University of Galway researcher awarded European Research Council Consolidator Grant

Dr Erin McCarthy, a Senior Research Fellow with University of Gawlay's Moore Institute
Feb 02 2023 Posted: 08:19 GMT

University of Galway researcher Dr Erin McCarthy has been awarded a €1.86million grant from the European Research Council (ERC) for a unique project to analyse poetry.

Dr McCarthy, a Senior Research Fellow with the University’s Moore Institute, is one of 321 researchers in the EU to benefit from a €657million fund under the EU Horizon Europe programme.

The researchers are being supported with ERC Consolidator Grants which are aimed at distinguished scientists who have between seven and 12 years’ experience after their PhDs, to help them to pursue their most promising ideas.

Dr McCarthy’s project - Systems of Transmitting Early Modern Manuscript Verse, 1475–1700 (STEMMA) - will run over five years, offering the first large-scale quantitative analysis of the circulation of early modern English poetry in manuscript over more than two centuries.

“Scholars have tended to address individual manuscripts as case studies.

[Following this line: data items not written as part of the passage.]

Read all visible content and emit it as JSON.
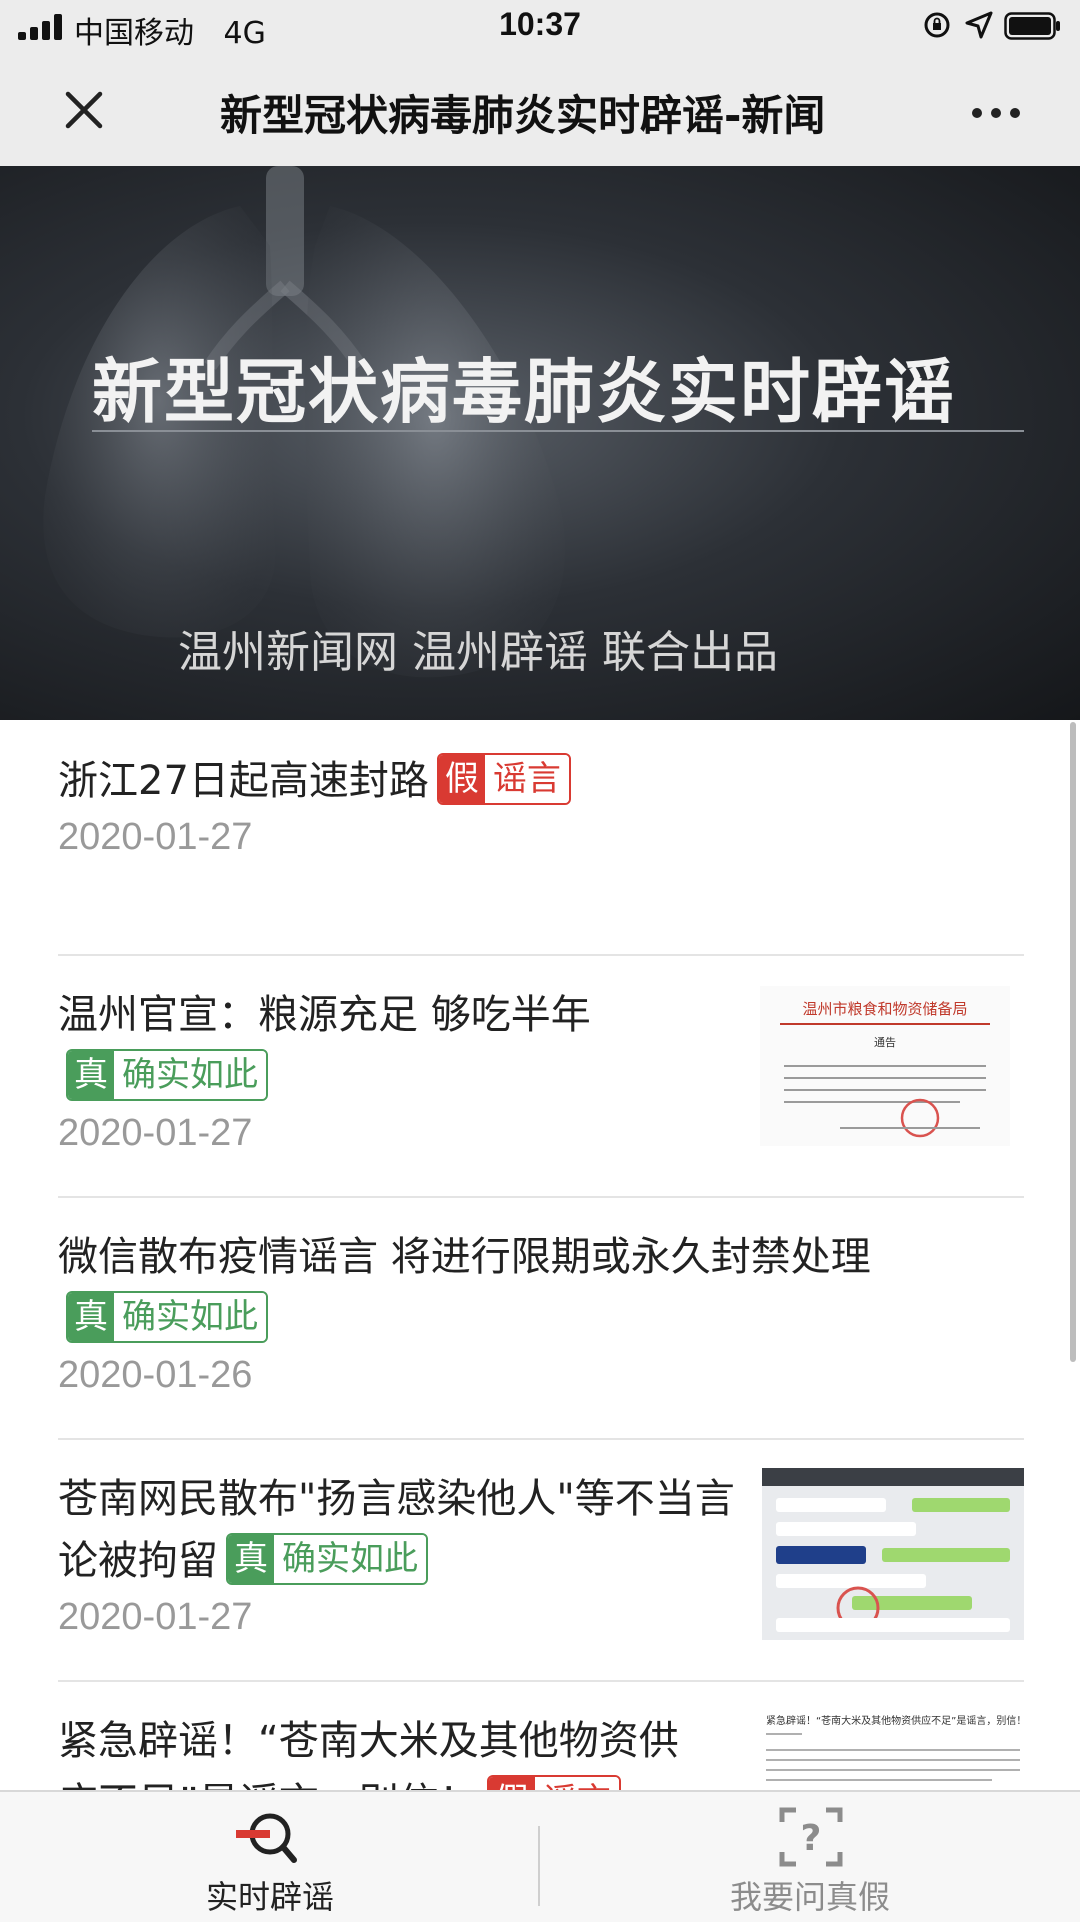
{
  "status_bar": {
    "carrier": "中国移动",
    "network": "4G",
    "time": "10:37"
  },
  "nav": {
    "title": "新型冠状病毒肺炎实时辟谣-新闻"
  },
  "banner": {
    "title": "新型冠状病毒肺炎实时辟谣",
    "credit": "温州新闻网  温州辟谣  联合出品"
  },
  "thumbnails": {
    "notice_header": "温州市粮食和物资储备局",
    "notice_subtitle": "通告",
    "article_header": "紧急辟谣！“苍南大米及其他物资供应不足”是谣言，别信！"
  },
  "items": [
    {
      "title": "浙江27日起高速封路",
      "verdict_key": "假",
      "verdict_text": "谣言",
      "date": "2020-01-27"
    },
    {
      "title": "温州官宣：粮源充足 够吃半年",
      "verdict_key": "真",
      "verdict_text": "确实如此",
      "date": "2020-01-27"
    },
    {
      "title": "微信散布疫情谣言 将进行限期或永久封禁处理",
      "verdict_key": "真",
      "verdict_text": "确实如此",
      "date": "2020-01-26"
    },
    {
      "title": "苍南网民散布\"扬言感染他人\"等不当言论被拘留",
      "verdict_key": "真",
      "verdict_text": "确实如此",
      "date": "2020-01-27"
    },
    {
      "title": "紧急辟谣！“苍南大米及其他物资供应不足”是谣言，别信！",
      "verdict_key": "假",
      "verdict_text": "谣言",
      "date": ""
    }
  ],
  "tabs": [
    {
      "label": "实时辟谣",
      "icon": "search-rumor-icon",
      "active": true
    },
    {
      "label": "我要问真假",
      "icon": "question-icon",
      "active": false
    }
  ],
  "colors": {
    "false_badge": "#d93a32",
    "true_badge": "#4a9d5b",
    "active_tab": "#d93a32"
  }
}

Through my research project, STEMMA, our aim is to revolutionise the study of manuscript poetry by taking a data-driven approach to identify patterns and trends at scale,” Dr McCarthy said.

At its centre is the poet John Donne, whose reluctance to circulate his verse makes the survival of at least 4,249 manuscripts of his work all the more puzzling; the poems of his next most-circulated contemporary survive in fewer than 1,000 witnesses.

Dr McCarthy added: “Initially what we’re doing is looking at handwritten collections of poems called manuscript miscellanies to see where there are overlaps in their contents that suggest shared sources or copying. This kind of work has been hard to do for small groups of manuscripts because we often don’t know much about the people who copied them or, in many cases, the poets they’re copying.”

Dr McCarthy has secured permission to use six of the most comprehensive datasets about the contents of early modern manuscripts, about 1 million records in total, in order to understand how poetry circulated in the English-speaking world.

“The idea is that we’ll combine and clean these datasets, assign each poem a unique identifier, and then run network analysis on the poems and manuscripts rather than the people. This may then turn up people, whether or not we know their names,” she said.

Dr McCarthy added: “This research will allow us to see how surviving manuscripts connect, but it will also show us where documents may be missing or overlooked, all of which should change our understanding of who shared early modern English verse in manuscript, how, and to what ends.”

Dr McCarthy first joined University of Galway as a Postdoctoral researcher on Professor Marie-Louise Coolahan’s RECIRC project in 2014. After working as a lecturer and later a senior lecturer in Australia, she return to the University in 2022 as an IRC Consolidator Laureate. The ERC Consolidator Grant will enable Dr McCarthy to build an interdisciplinary team of three postdocs and a PhD student to conduct archival research and computational analysis.